The relationship between baking degree and sour taste

The acidity of coffee has a lot to do with the variety of coffee and the depth of roasting, while coffee is acidic because coffee beans fully absorb the acid of pulp in the process of growth and treatment. In terms of varieties, high-quality Arabica coffee beans are more acidic, so blue mountains, Kenya, Guatemala, mocha, Costa Rica and other coffee are more or less acidic. Robusta coffee beans, which are easy to grow and cheaper to grow, are hardly acidic.

Although many people are not used to sour coffee, many old gluttonous coffee connoisseurs like the lively, clear and varied layers of light-roasted coffee. They don't like deep-roasted coffee, which is monotonous and unfruity. In fact, high-quality shallow roasted coffee will show a lively sour taste, which will feel the acidity at the beginning of the mouth, but after a while the sour taste disappears and turns into a spicy aroma, or a lemon or citrus-like aroma, and finally presents a sweet aroma like cocoa.

The pH value of shallow roasted coffee is between 4.5 and 4.7, the pH value of medium and deep roasted Full City coffee is about 5 Murray 5.5, and the pH value of deep roasting (Dark Roast) will be above 5.5. As far as ordinary people's taste buds are concerned, if the pH value of the beverage exceeds 5.5, it is difficult to detect its sour taste, so heavy deep baked beans are more difficult to drink sour taste.

The same kind of coffee will produce different flavors ("sour" or "bitter") after roasting at different times, that is, the acid is heated and decomposed and finally carbonized to produce a paste taste. There is no difference between the coffee beans themselves.

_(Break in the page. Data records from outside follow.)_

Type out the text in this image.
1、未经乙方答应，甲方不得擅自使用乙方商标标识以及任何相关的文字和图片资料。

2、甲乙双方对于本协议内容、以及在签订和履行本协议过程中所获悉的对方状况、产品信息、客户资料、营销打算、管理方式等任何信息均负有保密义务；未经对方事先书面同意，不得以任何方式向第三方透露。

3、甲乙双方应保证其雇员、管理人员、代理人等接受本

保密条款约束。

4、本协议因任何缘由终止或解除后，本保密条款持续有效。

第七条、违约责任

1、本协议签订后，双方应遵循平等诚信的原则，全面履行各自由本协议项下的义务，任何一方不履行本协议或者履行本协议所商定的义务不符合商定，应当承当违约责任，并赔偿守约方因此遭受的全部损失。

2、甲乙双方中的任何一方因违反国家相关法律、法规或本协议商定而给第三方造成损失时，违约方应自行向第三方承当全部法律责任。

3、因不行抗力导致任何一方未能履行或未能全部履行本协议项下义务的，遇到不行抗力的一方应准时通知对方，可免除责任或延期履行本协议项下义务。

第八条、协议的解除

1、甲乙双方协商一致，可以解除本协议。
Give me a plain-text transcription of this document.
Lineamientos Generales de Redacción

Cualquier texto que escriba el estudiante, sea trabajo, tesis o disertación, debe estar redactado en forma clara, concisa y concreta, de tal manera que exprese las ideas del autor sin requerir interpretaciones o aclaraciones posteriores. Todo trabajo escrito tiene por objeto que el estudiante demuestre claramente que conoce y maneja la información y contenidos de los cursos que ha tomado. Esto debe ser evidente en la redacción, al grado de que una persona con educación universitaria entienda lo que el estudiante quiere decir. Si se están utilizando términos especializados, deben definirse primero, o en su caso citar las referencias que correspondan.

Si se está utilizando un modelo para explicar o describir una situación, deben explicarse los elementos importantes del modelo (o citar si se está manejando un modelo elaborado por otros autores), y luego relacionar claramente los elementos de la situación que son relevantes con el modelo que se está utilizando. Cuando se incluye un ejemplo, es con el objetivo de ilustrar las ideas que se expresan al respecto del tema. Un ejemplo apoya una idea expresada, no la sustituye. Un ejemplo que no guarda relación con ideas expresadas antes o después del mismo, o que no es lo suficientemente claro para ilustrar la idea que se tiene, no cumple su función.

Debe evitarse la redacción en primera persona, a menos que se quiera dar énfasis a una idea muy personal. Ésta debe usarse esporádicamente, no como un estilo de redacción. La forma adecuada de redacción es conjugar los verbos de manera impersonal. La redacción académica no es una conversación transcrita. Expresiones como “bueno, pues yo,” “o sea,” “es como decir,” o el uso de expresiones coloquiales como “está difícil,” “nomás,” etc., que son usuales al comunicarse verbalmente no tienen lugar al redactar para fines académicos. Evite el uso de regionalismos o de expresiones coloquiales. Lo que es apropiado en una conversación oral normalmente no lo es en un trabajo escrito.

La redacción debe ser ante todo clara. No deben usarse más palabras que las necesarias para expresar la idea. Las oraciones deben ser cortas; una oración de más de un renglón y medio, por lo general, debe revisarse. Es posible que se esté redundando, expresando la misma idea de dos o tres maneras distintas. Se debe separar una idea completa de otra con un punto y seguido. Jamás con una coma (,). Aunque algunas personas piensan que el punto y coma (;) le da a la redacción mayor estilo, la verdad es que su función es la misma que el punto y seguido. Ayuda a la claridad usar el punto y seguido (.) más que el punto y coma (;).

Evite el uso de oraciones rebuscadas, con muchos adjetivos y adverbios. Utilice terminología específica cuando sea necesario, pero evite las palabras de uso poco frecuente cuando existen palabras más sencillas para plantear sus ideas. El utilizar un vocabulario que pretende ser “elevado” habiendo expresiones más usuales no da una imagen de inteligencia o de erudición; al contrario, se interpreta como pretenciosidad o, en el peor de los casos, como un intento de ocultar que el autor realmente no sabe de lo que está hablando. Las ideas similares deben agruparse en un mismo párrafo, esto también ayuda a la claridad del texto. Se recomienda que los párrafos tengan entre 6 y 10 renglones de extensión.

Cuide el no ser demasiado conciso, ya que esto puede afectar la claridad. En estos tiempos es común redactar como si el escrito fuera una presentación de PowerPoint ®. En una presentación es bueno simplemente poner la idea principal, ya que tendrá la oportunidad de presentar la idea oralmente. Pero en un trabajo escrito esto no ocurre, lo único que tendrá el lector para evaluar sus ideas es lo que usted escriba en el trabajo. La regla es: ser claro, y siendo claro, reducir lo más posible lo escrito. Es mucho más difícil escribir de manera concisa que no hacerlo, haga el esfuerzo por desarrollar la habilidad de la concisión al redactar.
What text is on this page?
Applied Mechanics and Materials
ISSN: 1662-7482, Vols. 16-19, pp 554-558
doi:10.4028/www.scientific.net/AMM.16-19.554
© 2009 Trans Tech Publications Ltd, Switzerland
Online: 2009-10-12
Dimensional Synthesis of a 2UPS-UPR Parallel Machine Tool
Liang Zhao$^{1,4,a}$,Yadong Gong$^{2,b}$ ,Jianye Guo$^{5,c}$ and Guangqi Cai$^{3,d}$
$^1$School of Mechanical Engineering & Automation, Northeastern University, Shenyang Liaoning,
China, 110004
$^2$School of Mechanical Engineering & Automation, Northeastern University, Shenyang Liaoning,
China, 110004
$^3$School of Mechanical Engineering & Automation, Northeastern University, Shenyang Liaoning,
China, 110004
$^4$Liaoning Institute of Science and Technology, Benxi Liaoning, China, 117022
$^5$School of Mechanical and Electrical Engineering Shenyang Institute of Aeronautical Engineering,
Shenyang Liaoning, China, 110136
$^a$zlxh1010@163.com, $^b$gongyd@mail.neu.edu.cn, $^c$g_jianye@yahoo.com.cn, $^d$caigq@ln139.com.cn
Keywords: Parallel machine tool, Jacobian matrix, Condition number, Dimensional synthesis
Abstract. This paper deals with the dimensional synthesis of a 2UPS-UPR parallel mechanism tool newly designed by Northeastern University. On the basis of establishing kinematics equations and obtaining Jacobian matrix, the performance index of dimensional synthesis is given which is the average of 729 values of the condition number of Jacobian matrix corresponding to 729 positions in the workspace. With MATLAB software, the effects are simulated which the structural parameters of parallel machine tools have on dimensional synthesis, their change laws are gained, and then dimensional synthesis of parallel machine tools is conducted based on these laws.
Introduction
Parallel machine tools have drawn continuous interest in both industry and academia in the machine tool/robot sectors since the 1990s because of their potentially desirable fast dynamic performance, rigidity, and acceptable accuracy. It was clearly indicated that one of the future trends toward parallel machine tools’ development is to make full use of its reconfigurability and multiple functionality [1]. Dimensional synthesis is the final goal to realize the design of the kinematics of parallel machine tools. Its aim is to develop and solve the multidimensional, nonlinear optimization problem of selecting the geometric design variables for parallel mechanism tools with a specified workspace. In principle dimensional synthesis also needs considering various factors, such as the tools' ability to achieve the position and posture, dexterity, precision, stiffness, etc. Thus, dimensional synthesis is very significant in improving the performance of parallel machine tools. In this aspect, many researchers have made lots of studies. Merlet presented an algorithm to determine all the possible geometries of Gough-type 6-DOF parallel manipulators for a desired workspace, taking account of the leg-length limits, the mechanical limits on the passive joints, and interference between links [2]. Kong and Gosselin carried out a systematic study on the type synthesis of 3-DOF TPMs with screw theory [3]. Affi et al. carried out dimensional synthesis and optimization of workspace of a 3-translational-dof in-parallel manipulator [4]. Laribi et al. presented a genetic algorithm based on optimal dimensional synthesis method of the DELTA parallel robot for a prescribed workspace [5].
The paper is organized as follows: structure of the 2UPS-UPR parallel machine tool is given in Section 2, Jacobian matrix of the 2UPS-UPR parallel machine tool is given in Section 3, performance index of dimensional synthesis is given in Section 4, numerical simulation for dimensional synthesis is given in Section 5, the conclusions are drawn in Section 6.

And the ingredients you asked about, girl: mainly high levels of fatty acids.

Although it is not the largest, it tends to produce the largest amount of hydrogen ions. The hydrogen ion measured by pH value is related to the sour taste of coffee. From a taste point of view, fatty acids give coffee a sense of brightness and aroma.

In other words, sour taste and fragrance basically coexist, and without a certain bitterness neutralization, the taste will not be so good, but I will not comment on the impact on people, the size of this impact can certainly be negligible. More sour and more bitter coffee have the same effect on health. And the acid in coffee is found in other fruits and vegetables, and that's not why we say we eat more fruit. From this point of view, whether the coffee is sour or not has nothing to do with health. Not to mention drinking coffee instead of eating fruit, we eat fruit mainly for things like vitamins and fiber.

A solution that doesn't want to rush out of the sour taste.

1, raise the water temperature, if not, enter 2

2. Wet the coffee with hot water, which is about 1:2. Pour out the liquid and continue to brew the coffee.

3, forget to mention what kind of equipment you use, if it is a household automatic coffee machine, increase the amount of powder and adjust the grinding degree of the powder.